The rear of the card holds a row of DRAM cache to the left, which is typically utilized for LBA mapping and internal drive functions. The partially recessed heat sinks on the rear are likely for the SF3700 Griffin controllers that manage each NAND cluster, though there is no confirmation on the SandForce model employed on the card.
From this angle we can observe that the heat sinks are actually hollow, which enables extremely efficient thermal dissipation in a 1U-2U server environment. The alignment of the hollow heat sinks is optimal to serve newer server designs that pull air from the rear of the rackmount and exhaust to the front.
This PCIe card has two large metal-shielded drives. This full-height card also has a daughterboard under the plastic housing above the black heat sinks in the middle of the PCB. This daughterboard is suspiciously similar to those used in LSI's CacheVault products. Until now, CacheVault has only been utilized to protect the contents of DRAM on MegaRAID controllers by flushing the contents of the DRAM to NAND in the event of a power failure. This solution is obviously similar, with the caps to the left of the PCB.
The rows of DRAM on the back imply the likely use of DRAM as an an additional cache layer on this model.
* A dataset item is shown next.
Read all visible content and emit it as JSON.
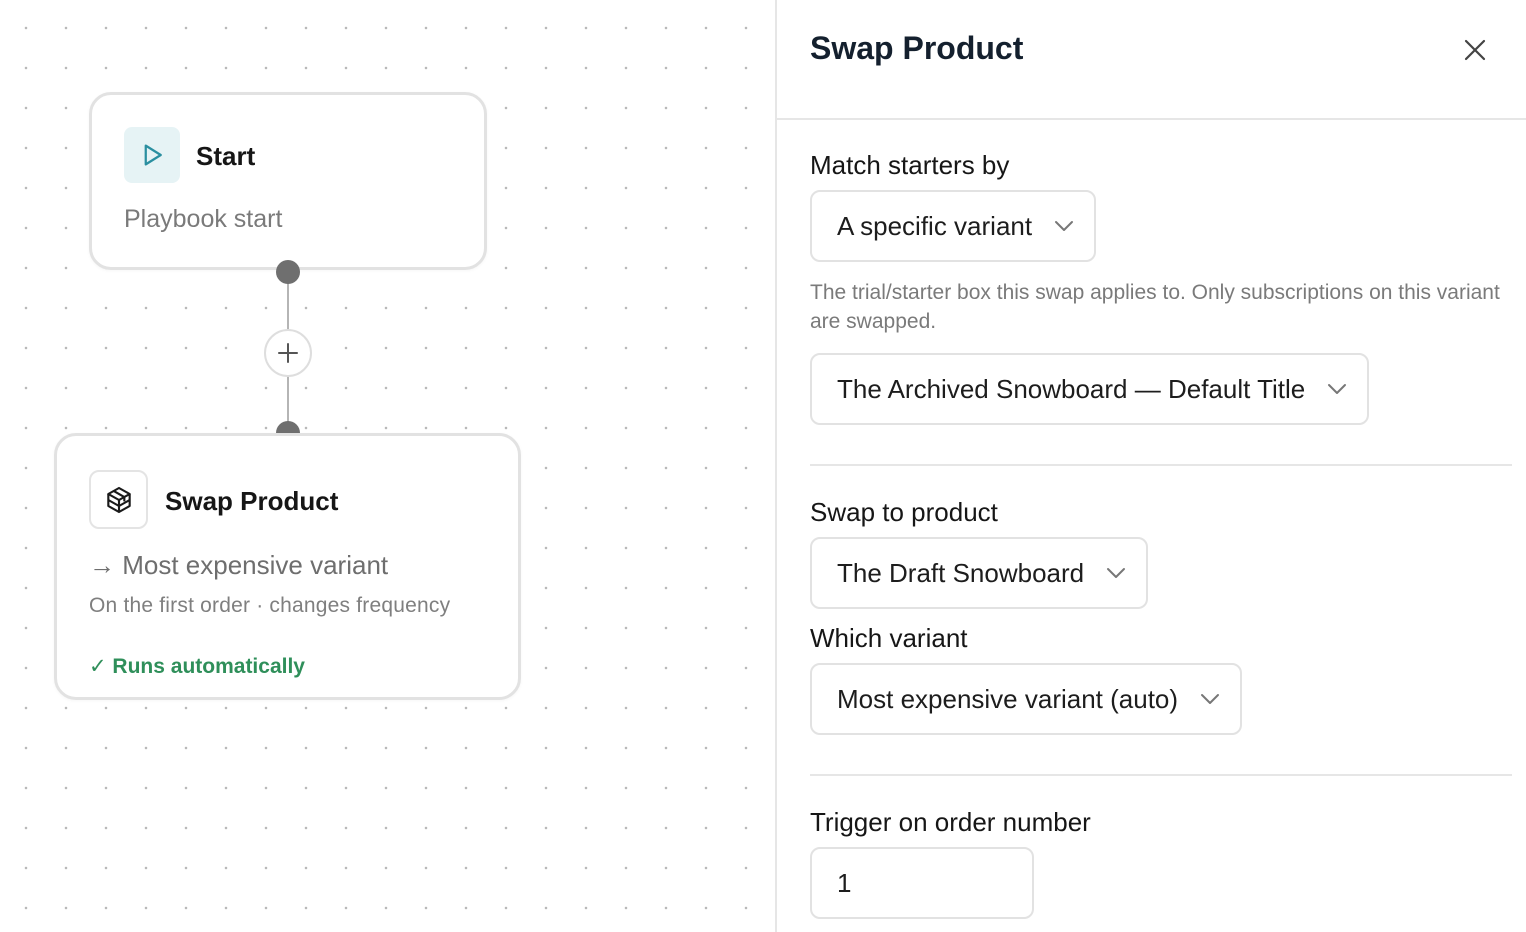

With power fail protection, and steps taken to protect the contents of the DRAM, this would be a logical use. Adding a layer of DRAM as cache for the NAND creates an ultra-low latency solution for serving hot data. It also provides an ultra-fast layer for write data that enables the coalescence of random writes before passing those down to the NAND. This also extends the endurance of the underlying NAND.
In this implementation there is no means of connecting to DAS or external storage. We have seen similar pairings of NAND and DRAM from other players in this space, and LSI's entrance into this market segment is encouraging.
This version of the 7000 Series is essentially leveraging the same DRAM caching scheme, but also pairing that with NAND caching for DAS or external HDD-based storage. This creates a three-tier storage hierarchy to accelerate performance.
We can observe the HD-Mini SAS connections for both internal and external storage, and the likely inclusion of an expander to the upper left of the PCB to provide 16 ports of connectivity.
The rear of the card holds 5 DRAM packages in a row on the left, along with the same recessed heat sink design that holds the NAND controllers.
Finally we have a battle-tested Nytro MegaRAID controller that looks to have come straight from the test lab. This is the new version of the traditional Nytro MegaRAID solution with the change over to Mini-SAS connectors and likely an enhanced RoC and SSD controllers.